Vingt-deux pour cent de la population montréalaise vit sous le seuil de bas revenu. C’est affolant, mais ce n’est pas montréalais. La tendance est continentale. Le fleuve est pollué? Il l’est aussi à Cornwall, à Trois-Rivières, et comme ça jusqu’au pays des bélugas. (Quel est le rapport avec la politique municipale?)

Remettre le citoyen à sa place
Pour endiguer cette débâcle de Montréal, Michel Bédard propose de «mettre le citoyen au haut de la pyramide du pouvoir». Comme ça, au faîte de l’édifice démocratique, le citoyen évitera d’être emporté par les flots de la misère.
Sans blague, les politiciens de tous les niveaux déplacent sans cesse le citoyen: tantôt vers le centre, plus tard vers le haut, quand ce n’est pas vers la base, en passant par le cour et le sein des communautés. Avec son programme, Montréal 2000 ne fait pas exception.

Ainsi, après les petits maires de Jacques Duchesneau et de Jean Doré, voici les «animateurs municipaux» de Michel Bédard. «De façon honnête et exhaustive, ils conseilleront les groupes de citoyens pour que ces derniers puissent prendre des décisions éclairées», avance-t-il.

Du populisme travesti en communautarisme vertueux. Réal Caouette converti au tofu et infusé à la tisane. Cette idéologie du citoyen avant tout laisse supposer que le politicien est au-dessus de la citoyenneté, comme s’il n’en était pas issu et avait une filiation avec l’au-delà. Or, le politicien est un citoyen. C’est lui, parmi nous, qui a été délégué pour gérer les affaires de la Cité, dans l’intérêt supérieur de tous. Quand ce dernier suggère de remettre le pouvoir entre les mains des citoyens, par le biais de conseils d’arrondissement, de quartier ou quelque autre gadget électoral, il annonce sa démission face aux responsabilités qui lui incombent. Des décisions à prendre, des gestes à poser? Dorénavant, il s’en lave les mains, ce sont des groupes de citoyens qui le feront à sa place.

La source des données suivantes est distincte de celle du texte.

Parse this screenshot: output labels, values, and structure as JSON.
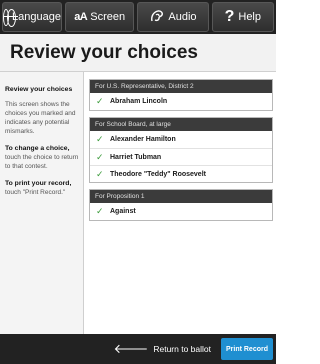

A quoi bon les élire, les élus, si c’est pour qu’ils nous refilent leurs tâches et leurs responsabilités, tout en récoltant salaire et fonds de pension?

Une suggestion: et si on remettait l’élu au centre des décisions? Au sommet de l’imputabilité de ses gestes?

Les lobbys au pouvoir
Michel Bédard demande aux Montréalais de s’inquiéter de la présence, dans les rangs de ses adversaires, de gens d’affaires qui ont intérêt à passer par la politique pour vendre leurs projets aux contribuables, comme la privatisation de l’eau ou la construction d’un stade de baseball. D’accord: allez, on se fait tous du sang de punaise.

Mais son concept d’animateurs municipaux mérite aussi qu’on se fasse de la bile. En effet, ces groupes de citoyens dont il parle, ils représenteront qui, au juste? Souvent l’intérêt d’un petit nombre, et rarement celui de la majorité. La place des lobbys est dans la salle de presse, pas dans l’antichambre du pouvoir. Ils monopolisent déjà suffisamment les consultations et commissions de toutes sortes.

Mort au journaliste
La chronique de la semaine dernière, dans laquelle il était question du Bourque Tour 98 en arrêt dans le quartier Côte-des-Neiges, a fait beaucoup réagir. Plusieurs messages dans ma boîte vocale. Une partie de ces appels était une invitation à me faire foutre; d’autres, des menaces de mort en bonne et due forme. Comme celle-ci: «On va vous tuer.» De grâce, lorsque vous avez des commentaires, soyez plus explicite, afin que je sache ce qui ne vous a pas plu. Ou du moins, laissez-moi vos coordonnées, afin qu’on en discute. Merci à l’avance.